Chris, given my lack of soldering skills (and little interest on my part in improving my skills in this area), what are your thoughts about the wisdom (or not) of investing in a reflow oven, and designing my future boards accordingly? For example,

I realize there are reasons why this has some disadvantages. For one it means I cannot attach components to the back side of a board, at least not easily. I suspect you can point out others. I am just weighing the pros and cons.

Soldering isn’t a task I particularly enjoy, my solder connections are “buggy”, and it takes me much longer than I’d rather spend, thus possibly reflow might free up more of my time working on aspects I care more about.


That’s the one that I have, as do @Steve_Mayze and @hedrickbt. Can’t say I use mine all that much because I have one at my new workspace, but the Whizoo seems like a decent controller (and recently got a product refresh, now on rev 3). Honestly, nothing is going to replace soldering skills and there are certain things you should not be doing reflow for (small one offs, tacking on wires for monitoring voltages, etc).


That whizoo diy reflow oven works great. I haven’t had any issues with uneven heating, tombstoning, etc. so far. Great results each time. I laser cut my own mylar stencils too on a, modded, cheap eBay machine, so I am not even using the super-accurate stainless steel stencils so far.


@hedrickbt, thank you very much for you comment on installing the I2C libs on the “I2C TEMP SENSOR” project :-). That was very helpful.

I was able to verify my DS7505 is functional.

Temp: 25.00*C	77.00*F
Temp: 25.00*C	77.00*F
Temp: 25.00*C	77.00*F

Using my oscilloscope, with its I2C function, I triggered on the SDA line, also monitoring the SCL line, and I watched the data transmit to and from the device.

Additionally, thanks for the feedback from both @hedrickbt and @ChrisGammell regarding the whizoo reflow oven. It has officially entered my queue of things to buy/build.

FWIW, despite my whining on soldering, I do find the task of through-hole soldering itself to be kind of fun. Where most of my difficulties/frustrations arise are in the area of soldering SMD components.

All of that said, I have the following next steps in mind. @ChrisGammell, I’d like to hear your views (or anyone else as well). These are listed with no particular order of priority, the numbers are for ease of reference …

  1. Design a second generation sensor board. The primary purpose of the second generation board is to design with reflow in mind, and also to introduce a SPI device. I am not yet sure what this might be, suggestions are welcome. For example, an LED display.

Possibly I might also somehow consider how the devices (ie. shift register, LEDs, light and temp sensors) might be used together or interactively.
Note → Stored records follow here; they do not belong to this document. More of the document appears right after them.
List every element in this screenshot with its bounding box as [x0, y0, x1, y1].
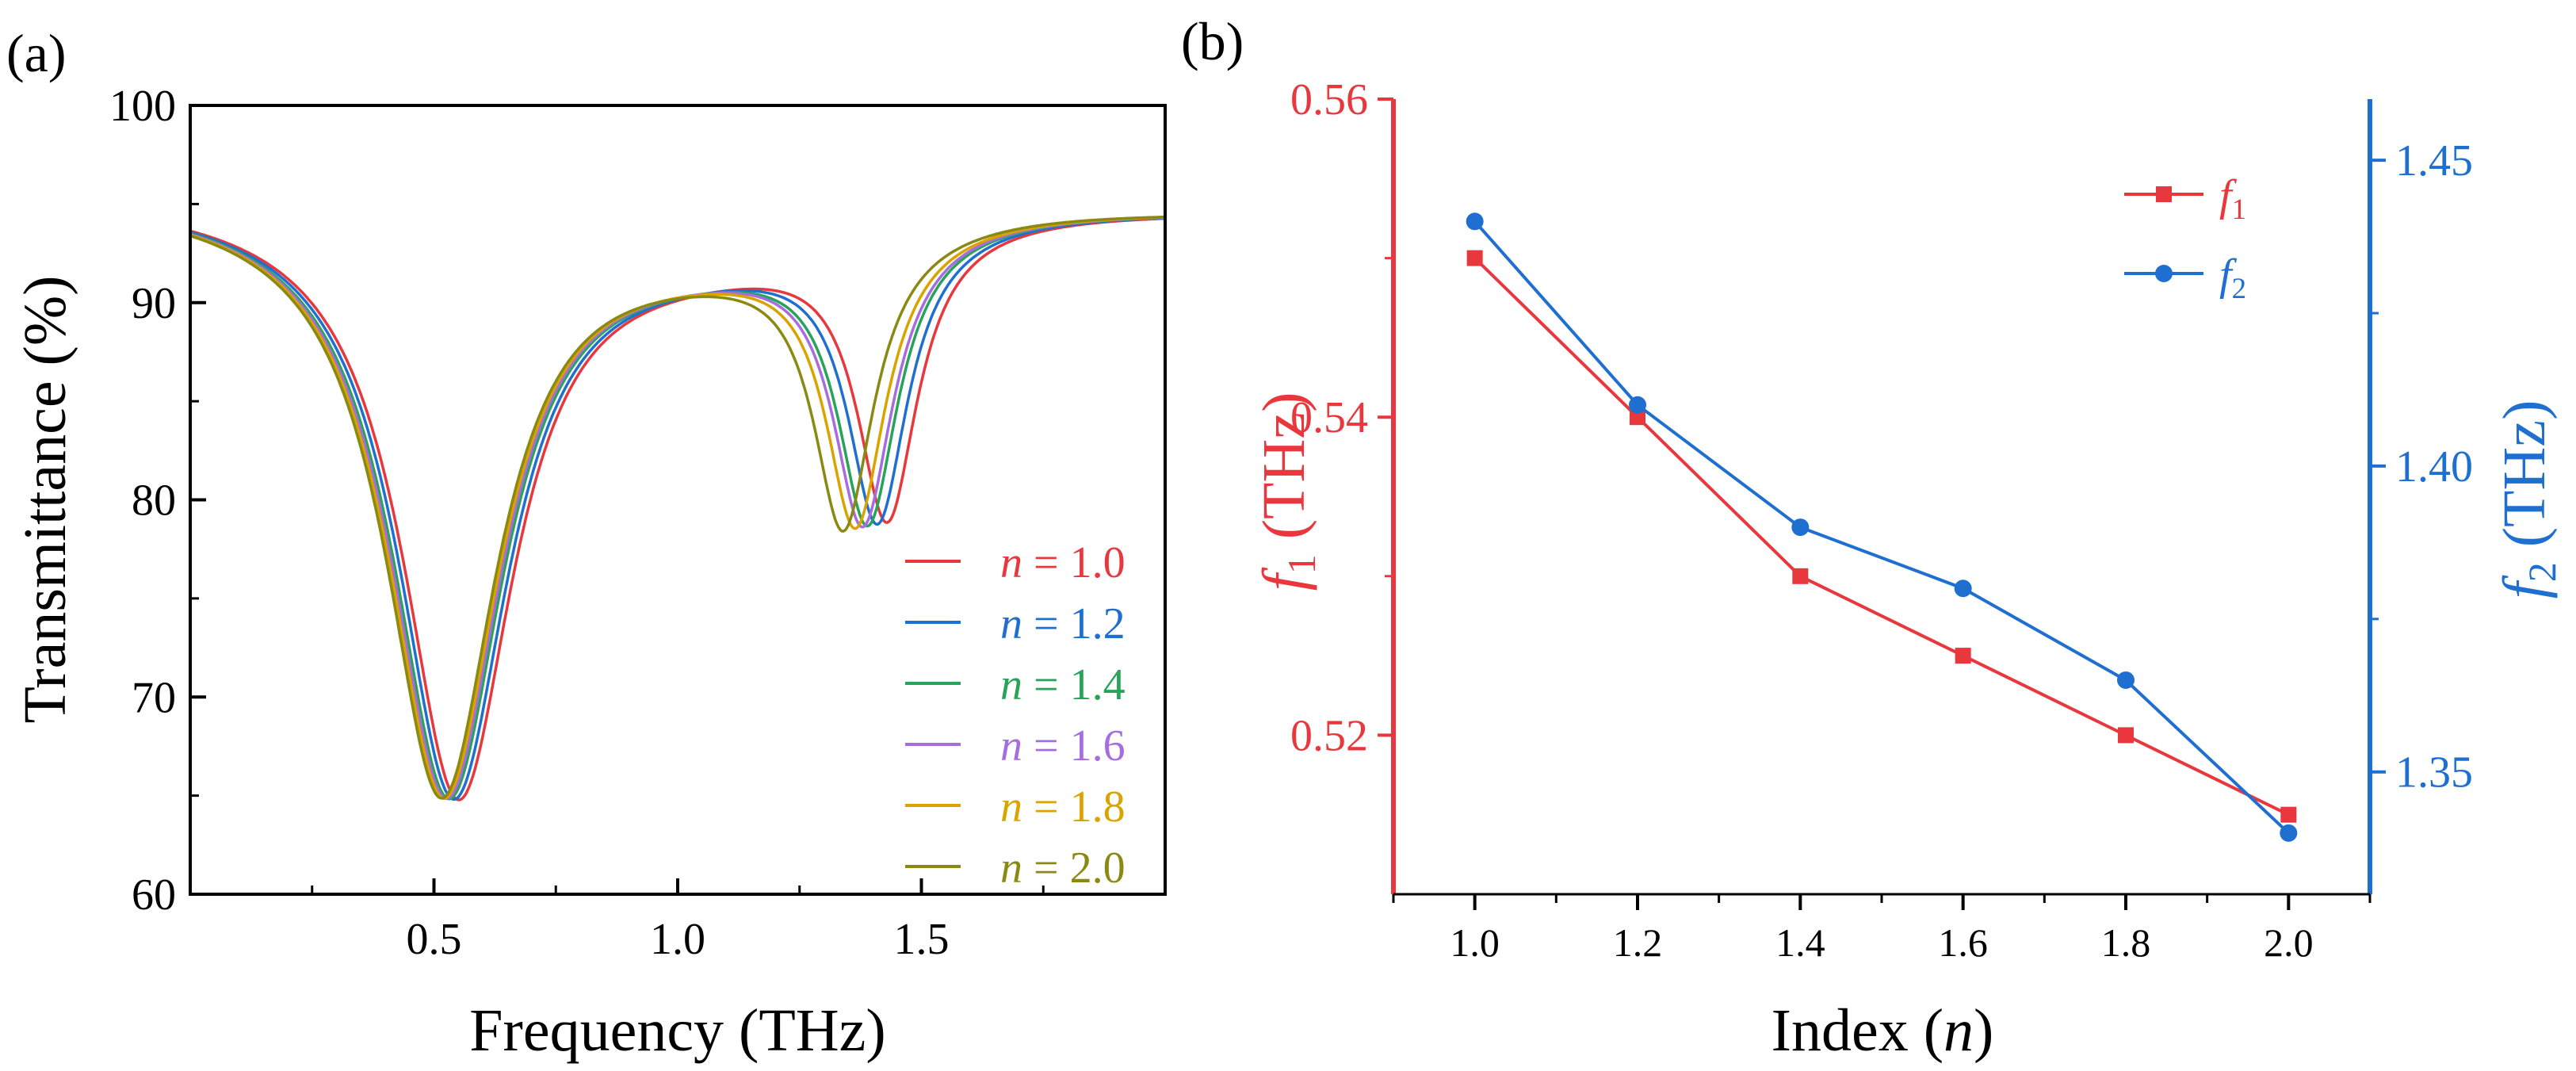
- panel-b-right-axis-title-post: (THz): [2491, 400, 2558, 563]
- legend-label: n = 1.0: [1000, 538, 1126, 587]
- x-tick-label: 1.2: [1613, 920, 1663, 965]
- y-tick-label: 70: [132, 673, 176, 722]
- point-f1: [1630, 409, 1645, 426]
- legend-label: n = 2.0: [1000, 843, 1126, 893]
- panel-b-left-axis-title-post: (THz): [1251, 392, 1317, 555]
- point-f1: [1955, 648, 1971, 664]
- right-y-tick-label: 1.40: [2395, 442, 2473, 492]
- series-line-f1: [1473, 257, 2290, 817]
- point-f2: [2117, 671, 2135, 689]
- panel-a-frame: [189, 104, 1167, 896]
- curve-n1.8: [189, 216, 1166, 800]
- legend-label: n = 1.8: [1000, 782, 1126, 832]
- x-tick-label: 1.8: [2101, 920, 2151, 965]
- point-f1: [1792, 568, 1809, 584]
- legend-label: n = 1.4: [1000, 660, 1126, 710]
- x-tick-label: 1.6: [1938, 920, 1988, 965]
- right-y-tick-label: 1.35: [2395, 748, 2473, 798]
- panel-b-x-axis-title-pre: Index (: [1771, 997, 1943, 1064]
- curve-n1.6: [189, 216, 1166, 801]
- panel-a-legend: n = 1.0 n = 1.2 n = 1.4 n = 1.6 n = 1.8 n = 2…: [905, 538, 1126, 893]
- left-y-tick-label: 0.54: [1290, 393, 1368, 442]
- series-line-f2: [1473, 220, 2290, 835]
- panel-b-ticks: [1378, 98, 2386, 910]
- curve-n2.0: [189, 215, 1166, 800]
- y-tick-label: 80: [132, 476, 176, 526]
- x-tick-label: 1.0: [650, 915, 705, 964]
- y-tick-label: 60: [132, 870, 176, 920]
- point-f1: [2280, 806, 2297, 823]
- panel-b-series: [1466, 212, 2298, 842]
- panel-a-curves: [189, 215, 1166, 801]
- legend-marker: [2156, 186, 2172, 202]
- legend-label: f1: [2219, 171, 2246, 225]
- panel-a-ticks: [190, 104, 1045, 896]
- x-tick-label: 0.5: [407, 915, 462, 964]
- panel-a-x-axis-title: Frequency (THz): [469, 997, 885, 1064]
- x-tick-label: 1.5: [894, 915, 950, 964]
- panel-b-x-axis-title: Index (n): [1771, 997, 1994, 1064]
- curve-n1.4: [189, 216, 1166, 801]
- panel-b-tick-labels: 1.0 1.2 1.4 1.6 1.8 2.0 0.52 0.54 0.56 1.35 1.40 1.…: [1290, 75, 2473, 965]
- panel-b-label: (b): [1181, 11, 1244, 71]
- right-y-tick-label: 1.45: [2395, 136, 2473, 186]
- x-tick-label: 2.0: [2264, 920, 2314, 965]
- panel-b-x-axis-title-var: n: [1943, 997, 1974, 1064]
- point-f2: [2280, 824, 2298, 842]
- legend-label: n = 1.6: [1000, 721, 1126, 771]
- panel-a: (a) 0.5 1.0 1.5 60 70 80 90 100 Frequency (THz)…: [6, 23, 1167, 1064]
- left-y-tick-label: 0.56: [1290, 75, 1368, 124]
- point-f1: [1466, 250, 1483, 266]
- point-f2: [1629, 396, 1646, 414]
- point-f2: [1791, 518, 1810, 537]
- panel-a-y-axis-title: Transmittance (%): [12, 276, 78, 724]
- x-tick-label: 1.0: [1450, 920, 1500, 965]
- left-y-tick-label: 0.52: [1290, 711, 1368, 760]
- panel-b-left-axis-title: f1 (THz): [1251, 392, 1324, 591]
- point-f1: [2118, 727, 2134, 744]
- legend-label: n = 1.2: [1000, 599, 1126, 648]
- panel-b-right-axis-title-sub: 2: [2520, 562, 2564, 582]
- panel-b-right-axis-title: f2 (THz): [2491, 400, 2564, 599]
- y-tick-label: 100: [109, 82, 176, 131]
- x-tick-label: 1.4: [1775, 920, 1825, 965]
- curve-n1.2: [189, 216, 1166, 801]
- panel-a-label: (a): [6, 23, 66, 83]
- curve-n1.0: [189, 216, 1166, 801]
- point-f2: [1954, 579, 1972, 598]
- y-tick-label: 90: [132, 279, 176, 328]
- point-f2: [1466, 212, 1484, 231]
- panel-a-tick-labels: 0.5 1.0 1.5 60 70 80 90 100: [109, 82, 950, 964]
- legend-marker: [2155, 265, 2173, 282]
- panel-b-left-axis-title-sub: 1: [1279, 554, 1324, 574]
- panel-b: (b) 1.0 1.2 1.4 1.6 1.8 2.00.520.540.561.351.…: [1181, 11, 2564, 1064]
- legend-label: f2: [2219, 251, 2246, 304]
- panel-b-x-axis-title-post: ): [1974, 997, 1993, 1064]
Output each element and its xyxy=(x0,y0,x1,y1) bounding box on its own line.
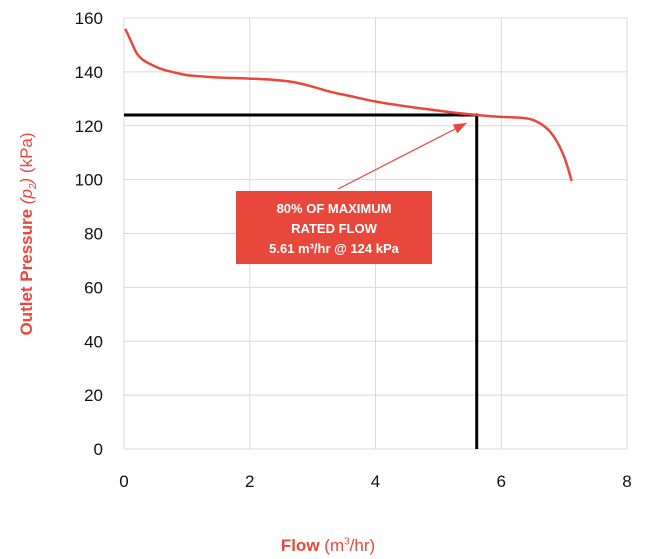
x-tick-label: 8 xyxy=(622,472,631,491)
y-tick-label: 120 xyxy=(75,117,103,136)
y-axis-symbol: (p2) xyxy=(16,177,40,205)
x-axis-unit: (m3/hr) xyxy=(324,536,376,555)
x-tick-label: 0 xyxy=(119,472,128,491)
y-tick-label: 80 xyxy=(84,225,103,244)
y-axis-label-main: Outlet Pressure xyxy=(16,208,36,336)
y-tick-label: 0 xyxy=(94,440,103,459)
annotation-arrowhead xyxy=(452,123,467,134)
y-tick-label: 40 xyxy=(84,332,103,351)
y-axis-ticks: 0 20 40 60 80 100 120 140 160 xyxy=(75,9,103,459)
series-line xyxy=(124,28,573,182)
y-tick-label: 140 xyxy=(75,63,103,82)
x-tick-label: 4 xyxy=(371,472,380,491)
x-axis-label: Flow (m3/hr) xyxy=(0,536,656,556)
x-tick-label: 6 xyxy=(497,472,506,491)
y-tick-label: 60 xyxy=(84,278,103,297)
reference-lines xyxy=(124,113,479,449)
x-axis-ticks: 0 2 4 6 8 xyxy=(119,472,631,491)
annotation-text-line: 5.61 m³/hr @ 124 kPa xyxy=(269,241,400,256)
annotation-box xyxy=(236,191,432,264)
annotation-pointer xyxy=(337,122,467,190)
x-axis-label-main: Flow xyxy=(280,536,320,555)
y-axis-unit: (kPa) xyxy=(16,132,36,174)
series-group xyxy=(124,28,573,182)
annotation-text-line: 80% OF MAXIMUM xyxy=(277,201,392,216)
annotation-text-line: RATED FLOW xyxy=(291,221,377,236)
y-tick-label: 160 xyxy=(75,9,103,28)
y-axis-label: Outlet Pressure (p2) (kPa) xyxy=(17,132,39,335)
y-tick-label: 20 xyxy=(84,386,103,405)
y-tick-label: 100 xyxy=(75,171,103,190)
annotation: 80% OF MAXIMUM RATED FLOW 5.61 m³/hr @ 124… xyxy=(236,122,467,264)
x-tick-label: 2 xyxy=(245,472,254,491)
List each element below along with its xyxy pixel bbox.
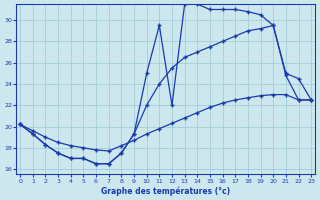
X-axis label: Graphe des températures (°c): Graphe des températures (°c) [101, 186, 230, 196]
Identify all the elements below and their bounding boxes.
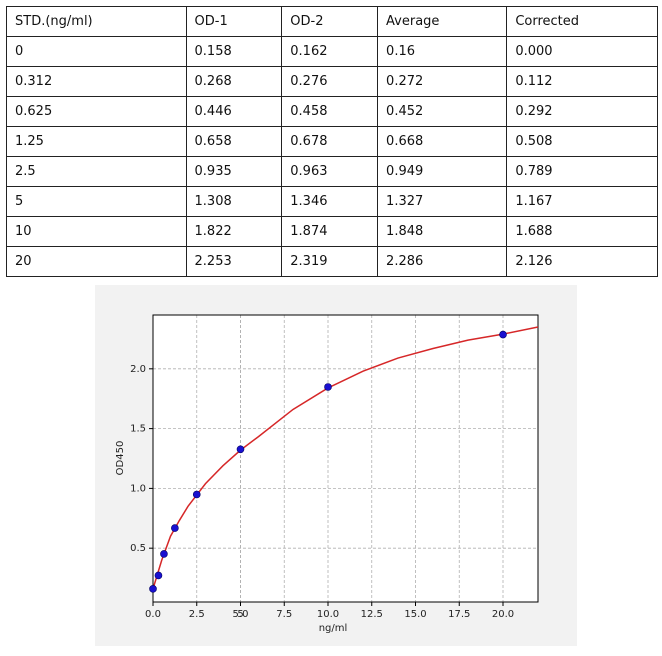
x-tick-label: 17.5 — [448, 609, 470, 620]
data-point — [499, 330, 507, 339]
table-cell: OD-1 — [185, 6, 283, 37]
data-point — [160, 550, 168, 558]
table-cell: 0.162 — [281, 36, 379, 67]
table-cell: 2.5 — [6, 156, 187, 187]
data-table: STD.(ng/ml) OD-1 OD-2 Average Corrected 0 0.15… — [6, 6, 658, 277]
x-tick-label: 15.0 — [404, 609, 426, 620]
table-cell: 1.25 — [6, 126, 187, 157]
y-tick-label: 0.5 — [130, 543, 146, 554]
table-cell: 0.276 — [281, 66, 379, 97]
data-point — [171, 524, 179, 532]
table-row: 0 0.158 0.162 0.16 0.000 — [6, 36, 658, 67]
table-row: 20 2.253 2.319 2.286 2.126 — [6, 246, 658, 277]
x-tick-label: 7.5 — [276, 609, 292, 620]
data-point — [324, 383, 332, 391]
table-row: 0.312 0.268 0.276 0.272 0.112 — [6, 66, 658, 97]
table-cell: 0.16 — [377, 36, 508, 67]
table-cell: 0.678 — [281, 126, 379, 157]
table-row: 5 1.308 1.346 1.327 1.167 — [6, 186, 658, 217]
header-row: STD.(ng/ml) OD-1 OD-2 Average Corrected — [6, 6, 658, 37]
table-cell: 2.253 — [185, 246, 283, 277]
table-cell: 0.272 — [377, 66, 508, 97]
table-cell: 2.126 — [506, 246, 658, 277]
table-cell: 1.688 — [506, 216, 658, 247]
table-cell: 1.822 — [185, 216, 283, 247]
x-tick-label: 5.0 — [233, 609, 249, 620]
table-cell: 0.668 — [377, 126, 508, 157]
table-row: 0.625 0.446 0.458 0.452 0.292 — [6, 96, 658, 127]
table-cell: 0.446 — [185, 96, 283, 127]
table-cell: 0.000 — [506, 36, 658, 67]
table-cell: 0.268 — [185, 66, 283, 97]
table-cell: 1.874 — [281, 216, 379, 247]
table-cell: 0.158 — [185, 36, 283, 67]
table-cell: 0 — [6, 36, 187, 67]
x-tick-label: 12.5 — [361, 609, 383, 620]
y-axis-label: OD450 — [115, 441, 126, 476]
table-cell: 2.319 — [281, 246, 379, 277]
y-tick-label: 1.0 — [130, 483, 146, 494]
x-tick-label: 2.5 — [189, 609, 205, 620]
table-cell: 1.848 — [377, 216, 508, 247]
table-cell: 0.112 — [506, 66, 658, 97]
table-cell: 0.935 — [185, 156, 283, 187]
table-cell: 0.508 — [506, 126, 658, 157]
table-cell: 1.167 — [506, 186, 658, 217]
table-cell: 0.292 — [506, 96, 658, 127]
table-cell: 0.949 — [377, 156, 508, 187]
table-cell: 1.308 — [185, 186, 283, 217]
chart: ng/ml OD450 0.0 2.5 55.0 7.5 10.0 12.5 15.0 17.… — [95, 285, 577, 646]
table-cell: 0.658 — [185, 126, 283, 157]
plot-area — [153, 315, 538, 602]
data-point — [154, 571, 163, 580]
data-point — [236, 445, 245, 454]
table-cell: 1.327 — [377, 186, 508, 217]
table-cell: Corrected — [506, 6, 658, 37]
x-axis-label: ng/ml — [319, 623, 348, 634]
table-cell: STD.(ng/ml) — [6, 6, 187, 37]
table-row: 1.25 0.658 0.678 0.668 0.508 — [6, 126, 658, 157]
table-row: 2.5 0.935 0.963 0.949 0.789 — [6, 156, 658, 187]
table-cell: 0.458 — [281, 96, 379, 127]
x-tick-label: 5 — [237, 609, 243, 620]
table-cell: 2.286 — [377, 246, 508, 277]
y-tick-label: 1.5 — [130, 424, 146, 435]
table-cell: Average — [377, 6, 508, 37]
table-cell: 0.625 — [6, 96, 187, 127]
table-cell: 10 — [6, 216, 187, 247]
table-cell: 5 — [6, 186, 187, 217]
data-point — [192, 490, 201, 499]
data-point — [149, 585, 157, 593]
x-tick-label: 10.0 — [317, 609, 339, 620]
table-cell: 0.312 — [6, 66, 187, 97]
y-tick-label: 2.0 — [130, 364, 146, 375]
table-cell: 0.452 — [377, 96, 508, 127]
x-tick-label: 20.0 — [492, 609, 514, 620]
x-tick-label: 0.0 — [145, 609, 161, 620]
table-cell: 0.789 — [506, 156, 658, 187]
table-cell: 1.346 — [281, 186, 379, 217]
table-cell: 20 — [6, 246, 187, 277]
axes-frame — [152, 314, 539, 603]
table-cell: 0.963 — [281, 156, 379, 187]
table-cell: OD-2 — [281, 6, 379, 37]
table-row: 10 1.822 1.874 1.848 1.688 — [6, 216, 658, 247]
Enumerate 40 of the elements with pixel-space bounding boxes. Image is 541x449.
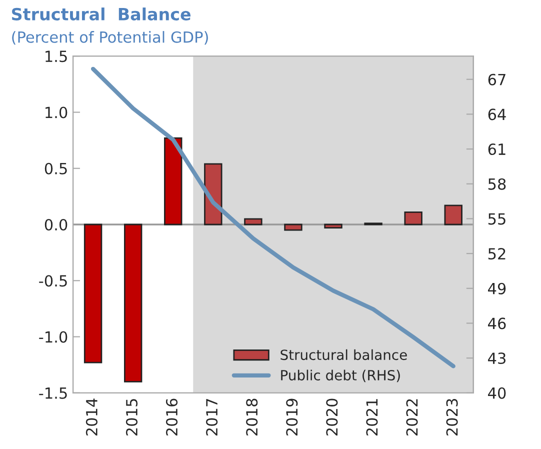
y2-tick-label: 43: [488, 352, 506, 364]
bar: [444, 204, 462, 226]
bar: [244, 218, 262, 226]
y-tick-label: -1.0: [39, 331, 68, 343]
chart-title: Structural Balance: [12, 8, 191, 20]
bar: [124, 224, 142, 382]
y-tick-label: -1.5: [39, 388, 67, 399]
y-tick-label: 0.5: [44, 162, 67, 174]
y2-tick-label: 55: [488, 213, 506, 225]
x-tick-label: 2018: [246, 398, 258, 436]
y-tick-label: 1.0: [46, 106, 68, 118]
chart-subtitle: (Percent of Potential GDP): [12, 31, 208, 45]
bar: [404, 211, 422, 226]
bar: [284, 224, 302, 231]
y-tick-label: 1.5: [46, 50, 67, 62]
x-tick-label: 2022: [406, 399, 418, 436]
y2-tick-label: 52: [488, 248, 506, 260]
y2-tick-label: 58: [488, 178, 506, 190]
x-tick-label: 2020: [326, 398, 338, 436]
x-tick-label: 2017: [206, 399, 218, 436]
y2-tick-label: 46: [488, 318, 506, 330]
bar: [324, 224, 342, 229]
y2-tick-label: 61: [488, 143, 506, 156]
x-tick-label: 2015: [126, 399, 138, 436]
line-series: [90, 66, 456, 368]
y2-tick-label: 49: [488, 282, 506, 294]
y-tick-label: 0.0: [44, 218, 68, 231]
bar: [84, 224, 102, 364]
x-tick-label: 2019: [286, 398, 298, 436]
x-tick-label: 2021: [366, 399, 378, 436]
x-tick-label: 2014: [86, 398, 98, 436]
x-tick-label: 2016: [166, 398, 178, 436]
bar: [164, 137, 182, 226]
y2-tick-label: 67: [488, 74, 506, 86]
y2-tick-label: 40: [488, 387, 506, 399]
y2-tick-label: 64: [488, 108, 506, 120]
legend-label: Structural balance: [280, 349, 407, 360]
x-tick-label: 2023: [446, 398, 458, 436]
legend-label: Public debt (RHS): [281, 370, 400, 382]
y-tick-label: -0.5: [39, 275, 67, 287]
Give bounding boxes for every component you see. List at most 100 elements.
All thoughts are welcome here.

Also, as part of the design, I want to include test points, and generally follow the hardware checklist mentioned by @ChrisGammell above, and refine the overall hardware design process use.

Alternatively, I can also move on to a totally different hardware design as well.

  1. Using the current hardware, implement drivers for all three devices using the Teensy C interface and gcc compiler.

  2. Develop a much deeper understanding of how to use and debug with my oscilloscope, in addition to using it as a logic analyzer. This can be accomplished with the current sensor board hardware.


As for a redesigned sensor board, you could potentially do it on a hot plate first; this would be easier if all the parts were on the top side, but you could always reflow the top and then hand solder parts on the bottom of the current board. The hotplate is a 20 dollar investment and would be a good chance to practice solderpaste application (and obviously ordering stencils).


As Chris mentioned, there will always be a need for actual hand soldering skills. Another option I’ve used for one offs and prototypes though was just using a hot air rework station and solder paste. I have a syringe filled with solder paste that I dispense by hand on each individual pad. Then I’ll go over that area with the rework station to reflow the components to the board.